Hall Of Fame: The Argument For Terrell Owens Leapfrogging Holt And Bruce
Hall of Fame debates are one notch below politics and abortion in terms of topics that can never be argued without bias. If you come down on one side of the argument in a player's eligibility into the Hall of Fame, the likelihood that a spirited debate will change your mind is slim to none. But no one tell Mike Martz that.
Martz was the offensive coordinator for the Rams during their Super Bowl-winning "Greatest Show on Turf" season in 1999. The next season, he was promoted to head coach upon Dick Vermeil's retirement and went 53-32 before being fired during the 2005 regular season. He then went on to become the offensive coordinator for some astoundingly shitty offenses including the Lions, the 49ers and the Bears.
So of course, he fancies himself an offensive genius because he happened to fall into a job that put him in charge of Torry Holt, Isaac Bruce, Marshall Faulk and Kurt Warner; which is presumably why he felt justified in his outrage that Terrell Owens is an NFL Hall of Fame finalist in his first year of eligibility while fellow wide receivers Holt and Bruce have been overlooked again.
" 'Surprised' isn't the word," Martz said per the St. Louis Dispatch. "You can't print how I felt when T.O. leapfrogged those two. That's just plain out-and-out ridiculous."
Martz went on to argue that because Owens' more favoreable consideration can be attributed to his flashy, controversial personality.
"Had they promoted themselves, which was contrary to everything we were about, they'd probably get in without an issue," continued Martz. "That's just not who we were."
"If they big-timed it and did all that dumb stuff, they'd probably get in earlier. I think they'll eventually get in. I don't think that's an issue, but it's tragic that people think of them like that. If Marvin Harrison gets in, how could they not get in?"
First of all, the whole "we didn't strut our stuff because we were humble and did our jobs" argument is moot on so many levels it's hardly worth discussing.
Here's a look at the three players' career stats side-by-side.
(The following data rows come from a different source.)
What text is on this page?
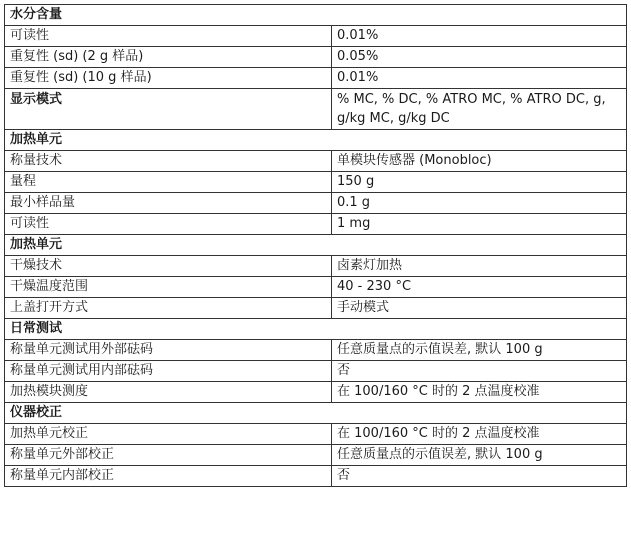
水分含量	
可读性	0.01%
重复性 (sd) (2 g 样品)	0.05%
重复性 (sd) (10 g 样品)	0.01%
显示模式	% MC, % DC, % ATRO MC, % ATRO DC, g, g/kg MC, g/kg DC
加热单元	
称量技术	单模块传感器 (Monobloc)
量程	150 g
最小样品量	0.1 g
可读性	1 mg
加热单元	
干燥技术	卤素灯加热
干燥温度范围	40 - 230 °C
上盖打开方式	手动模式
日常测试	
称量单元测试用外部砝码	任意质量点的示值误差, 默认 100 g
称量单元测试用内部砝码	否
加热模块测度	在 100/160 °C 时的 2 点温度校准
仪器校正	
加热单元校正	在 100/160 °C 时的 2 点温度校准
称量单元外部校正	任意质量点的示值误差, 默认 100 g
称量单元内部校正	否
Despite having nearly identical career numbers to Bruce in every other category, Owens blows him out of the water in terms of career touchdown numbers. The fact of the matter is that T.O. is a finalist in his first year of eligibility because he was inarguably one of the greatest end zone receiving threats of all time. Only Jerry Rice (197) and Randy Moss (156) have more career receiving TDs.
And sure, Holt and Bruce each have a Super Bowl ring and Owens does not. But if Super Bowl rings indicated first-ballot worthiness, special teams linebacker extraordinaire - and one of my personal favorite NFL players of all time, Larry Izzo - would make it in ahead of all three of these guys.
Regardless of his locker room antics, people can't possibly believe that that it's Terrell Owens' fault that he was only on one team that made it to a Super Bowl. Let's be honest, while in his prime he was one of - if not the best - players on his team.
A more appropriate comparison between Owens, Holt and Bruce is how they performed in similar scenarios in the Super Bowl. For example, all three of these players lost a Super Bowl to the early-2000's New England Patriots dynasty. But guess which receiver was the only of the three to have a dominant performance for their team in said Super Bowl loss?
Super Bowl XXXVI
Patriots 20, Rams 17
- Torry Holt: 5 receptions, 49 yards
- Isaac Bruce: 5 receptions, 56 yards
Super Bowl XXXIX
Patriots 24, Eagles 21
- Terrell Owens: 9 receptions, 122 yards
Holt and Bruce had mediocre performances in a very close Super Bowl against the Patriots that came down to a field goal. Owens was superb in a very close Super Bowl against the same Patriots that came down to a field goal. And don't even try to say that it's because Holt and Bruce were splitting targets from Kurt Warner while Donovan McNabb gave all his big shots to Owens, because that would be categorically incorrect. Brian Westbrook had 60 yards on 7 catches, Todd Pinkston had 4 catches for 82 yards and Greg Lewis had 4 receptions for 53 yards.
At the end of the day, all three of these receivers belong in the Hall of Fame. But if Owens does make it in ahead of the other two, it will be because he earned it in the end zone. It's as simple as that.